If an undetonated device is located, it must first be rendered safe. A bomb should never be moved from where it was found because it could detonate. This should only be conducted by a qualified bomb technician. Safety is the primary consideration; damage to a structure can be repaired, but injury to a person could be life-altering or fatal.

To examine the type of explosive, bomb technicians use remote robotic equipment to take pictures of the device, or even to detonate the bomb. Robots are commonly fitted with a device that can shoot a high velocity jet of water into the device, disrupting it. The bomb squad technician can then move in to confirm the area is safe and law enforcement can begin an investigation.

A bomb squad technician may also use a portable X-ray tool to examine a suspicious package to determine if it contains an explosive. X-rays are commonly used in airports to examine luggage to ensure baggage does not contain explosive devices.

Before being transported from the scene, all physical evidence is photographed, packaged, placed into containers, labeled and secured. Evidence could even be lodged in the bodies of victims or a suicide bomber. The body can be examined via X-ray images and the evidence retrieved if necessary.
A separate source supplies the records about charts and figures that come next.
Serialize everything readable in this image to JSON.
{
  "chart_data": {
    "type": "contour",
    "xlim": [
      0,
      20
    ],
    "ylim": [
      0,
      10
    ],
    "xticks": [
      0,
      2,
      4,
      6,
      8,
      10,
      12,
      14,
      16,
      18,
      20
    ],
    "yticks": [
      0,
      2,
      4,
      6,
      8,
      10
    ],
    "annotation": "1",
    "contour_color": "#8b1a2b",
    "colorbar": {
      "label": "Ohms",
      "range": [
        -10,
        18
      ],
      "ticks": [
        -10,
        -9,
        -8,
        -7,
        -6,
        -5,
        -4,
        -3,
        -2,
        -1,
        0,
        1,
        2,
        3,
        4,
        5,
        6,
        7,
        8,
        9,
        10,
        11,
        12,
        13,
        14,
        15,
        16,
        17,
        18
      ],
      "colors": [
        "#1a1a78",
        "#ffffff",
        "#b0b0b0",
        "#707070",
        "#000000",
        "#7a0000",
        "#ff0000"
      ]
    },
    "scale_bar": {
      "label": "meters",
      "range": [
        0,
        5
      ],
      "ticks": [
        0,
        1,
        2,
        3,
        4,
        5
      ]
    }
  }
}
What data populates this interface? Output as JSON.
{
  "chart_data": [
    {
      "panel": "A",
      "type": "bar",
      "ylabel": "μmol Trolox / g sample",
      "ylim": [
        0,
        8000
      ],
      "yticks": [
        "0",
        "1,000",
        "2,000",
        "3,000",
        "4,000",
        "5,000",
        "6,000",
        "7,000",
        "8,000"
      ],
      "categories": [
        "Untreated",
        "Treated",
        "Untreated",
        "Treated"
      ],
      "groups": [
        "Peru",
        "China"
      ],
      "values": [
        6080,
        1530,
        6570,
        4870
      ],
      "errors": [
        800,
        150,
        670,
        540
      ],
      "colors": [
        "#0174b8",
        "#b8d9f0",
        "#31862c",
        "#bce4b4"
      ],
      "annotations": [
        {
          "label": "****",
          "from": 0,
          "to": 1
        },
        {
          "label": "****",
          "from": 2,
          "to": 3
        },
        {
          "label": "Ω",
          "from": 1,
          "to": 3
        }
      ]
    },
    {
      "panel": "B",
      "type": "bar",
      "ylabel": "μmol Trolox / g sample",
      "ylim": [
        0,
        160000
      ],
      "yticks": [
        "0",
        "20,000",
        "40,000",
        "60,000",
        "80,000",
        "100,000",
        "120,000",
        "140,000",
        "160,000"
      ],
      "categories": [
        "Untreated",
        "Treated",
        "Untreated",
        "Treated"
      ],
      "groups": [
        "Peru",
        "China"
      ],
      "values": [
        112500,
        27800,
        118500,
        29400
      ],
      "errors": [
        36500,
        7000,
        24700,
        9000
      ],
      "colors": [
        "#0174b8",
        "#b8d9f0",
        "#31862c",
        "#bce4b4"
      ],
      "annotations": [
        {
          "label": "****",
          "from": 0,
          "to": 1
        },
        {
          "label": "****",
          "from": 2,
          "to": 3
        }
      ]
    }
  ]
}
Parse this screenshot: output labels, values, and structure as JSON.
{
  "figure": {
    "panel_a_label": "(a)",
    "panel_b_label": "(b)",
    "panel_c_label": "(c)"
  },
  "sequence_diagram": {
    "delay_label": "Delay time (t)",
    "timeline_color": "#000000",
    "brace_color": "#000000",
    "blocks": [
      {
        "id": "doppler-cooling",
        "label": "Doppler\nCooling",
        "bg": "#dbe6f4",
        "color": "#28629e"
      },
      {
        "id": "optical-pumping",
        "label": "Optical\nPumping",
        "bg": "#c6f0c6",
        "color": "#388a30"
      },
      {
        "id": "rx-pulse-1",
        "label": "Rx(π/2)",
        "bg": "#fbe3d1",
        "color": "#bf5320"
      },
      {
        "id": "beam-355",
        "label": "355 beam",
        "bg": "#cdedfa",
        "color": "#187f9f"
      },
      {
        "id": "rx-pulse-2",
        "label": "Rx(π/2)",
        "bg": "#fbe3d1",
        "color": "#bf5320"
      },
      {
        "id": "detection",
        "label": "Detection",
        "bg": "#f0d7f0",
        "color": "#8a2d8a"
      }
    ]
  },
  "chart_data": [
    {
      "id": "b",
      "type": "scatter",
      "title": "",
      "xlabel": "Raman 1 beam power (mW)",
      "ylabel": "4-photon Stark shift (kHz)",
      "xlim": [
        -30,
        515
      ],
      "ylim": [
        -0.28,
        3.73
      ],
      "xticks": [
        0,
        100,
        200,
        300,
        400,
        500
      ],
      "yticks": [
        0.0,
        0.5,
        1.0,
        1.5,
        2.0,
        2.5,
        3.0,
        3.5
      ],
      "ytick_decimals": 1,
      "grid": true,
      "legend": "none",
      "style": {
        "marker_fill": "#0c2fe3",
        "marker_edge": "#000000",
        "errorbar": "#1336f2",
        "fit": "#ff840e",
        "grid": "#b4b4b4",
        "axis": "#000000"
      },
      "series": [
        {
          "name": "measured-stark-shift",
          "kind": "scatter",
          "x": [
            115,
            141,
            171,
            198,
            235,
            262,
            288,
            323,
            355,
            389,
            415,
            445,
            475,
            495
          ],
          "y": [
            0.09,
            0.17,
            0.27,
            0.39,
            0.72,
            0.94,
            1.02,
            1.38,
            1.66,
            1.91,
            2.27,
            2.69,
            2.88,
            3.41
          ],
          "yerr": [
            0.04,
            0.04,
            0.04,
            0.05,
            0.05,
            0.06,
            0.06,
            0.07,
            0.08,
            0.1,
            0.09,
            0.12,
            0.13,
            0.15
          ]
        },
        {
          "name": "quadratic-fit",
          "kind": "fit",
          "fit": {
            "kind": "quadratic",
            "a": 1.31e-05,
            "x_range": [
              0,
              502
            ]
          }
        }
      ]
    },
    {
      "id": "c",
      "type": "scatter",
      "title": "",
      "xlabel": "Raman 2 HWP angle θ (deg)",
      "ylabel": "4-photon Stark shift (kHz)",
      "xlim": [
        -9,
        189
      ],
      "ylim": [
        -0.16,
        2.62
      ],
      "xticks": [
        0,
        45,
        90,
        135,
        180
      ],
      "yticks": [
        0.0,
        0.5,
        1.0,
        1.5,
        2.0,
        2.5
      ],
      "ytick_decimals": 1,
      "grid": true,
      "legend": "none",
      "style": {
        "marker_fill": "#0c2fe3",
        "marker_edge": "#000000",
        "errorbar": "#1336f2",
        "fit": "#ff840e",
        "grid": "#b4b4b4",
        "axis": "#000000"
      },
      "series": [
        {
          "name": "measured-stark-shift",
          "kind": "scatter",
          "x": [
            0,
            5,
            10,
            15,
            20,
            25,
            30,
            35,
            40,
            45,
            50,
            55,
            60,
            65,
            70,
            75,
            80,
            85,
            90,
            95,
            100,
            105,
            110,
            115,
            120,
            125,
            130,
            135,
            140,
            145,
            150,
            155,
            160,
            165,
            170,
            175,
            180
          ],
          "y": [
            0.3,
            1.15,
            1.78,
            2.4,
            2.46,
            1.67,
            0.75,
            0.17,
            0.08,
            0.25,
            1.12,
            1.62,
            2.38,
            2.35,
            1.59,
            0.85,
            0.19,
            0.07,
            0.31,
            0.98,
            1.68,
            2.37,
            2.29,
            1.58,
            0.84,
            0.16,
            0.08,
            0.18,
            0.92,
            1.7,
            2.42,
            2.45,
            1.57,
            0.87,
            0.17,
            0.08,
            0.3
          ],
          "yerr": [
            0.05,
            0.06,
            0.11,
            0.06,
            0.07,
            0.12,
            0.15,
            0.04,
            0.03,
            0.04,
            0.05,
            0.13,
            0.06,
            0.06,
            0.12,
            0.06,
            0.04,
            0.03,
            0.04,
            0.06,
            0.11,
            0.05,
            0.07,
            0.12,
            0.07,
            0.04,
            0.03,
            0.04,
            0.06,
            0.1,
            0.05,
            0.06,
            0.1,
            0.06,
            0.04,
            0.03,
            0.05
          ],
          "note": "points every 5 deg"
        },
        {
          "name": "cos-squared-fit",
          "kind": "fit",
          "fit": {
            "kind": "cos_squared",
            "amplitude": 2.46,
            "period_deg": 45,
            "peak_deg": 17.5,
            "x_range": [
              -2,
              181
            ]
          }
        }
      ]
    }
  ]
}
If a community doesn’t have its own specialized unit to handle explosives, it will have an agreement with a nearby bomb squad to handle these types of situations.

Who Conducts the Analysis

Several professionals may be involved in examining explosives evidence or a destructive device. A chemist who is specially trained examines items for explosive residues. This practitioner may work in concert with explosive device specialists who have knowledge of electrical components, expertise in device reconstruction and an understanding of post-blast damage.

In circumstances involving terrorist IEDs, the devices are analyzed by the FBI’s Terrorist Explosive Device Analytical Center (TEDAC). TEDAC is located at the FBI Laboratory in Quantico, Virginia. IEDs collected from around the world are sent to TEDAC for forensic examination.

How and Where the Analysis is Performed

Once a device is rendered safe, it can be analyzed like any other piece of evidence to search for leads regarding who was responsible for creating and deploying the device. If large fragments of the device are retrieved, DNA or fingerprints may be present that analysts can attempt to match to a suspect. DNA profiles are compared to records in the FBI’s national Combined DNA Index System database, “CODIS”. Learn more about DNA ▸

Post-blast explosive residues can be analyzed using a variety of techniques such as infrared spectroscopy, gas chromatography/mass spectrometry, energy dispersive X-ray analysis, Raman spectroscopy and other techniques. Learn more about drug chemistry ▸

Explosive devices can be searched against several national databases that are maintained to identify trends in the manufacture of explosives, and track bomb and device designs employed by serial bombers and terrorist groups. These databases include the FBI’s Terrorist Explosive Device Analytical Center, the ATF’s Arson and Explosives National Repository and the National Fire Incident Reporting System.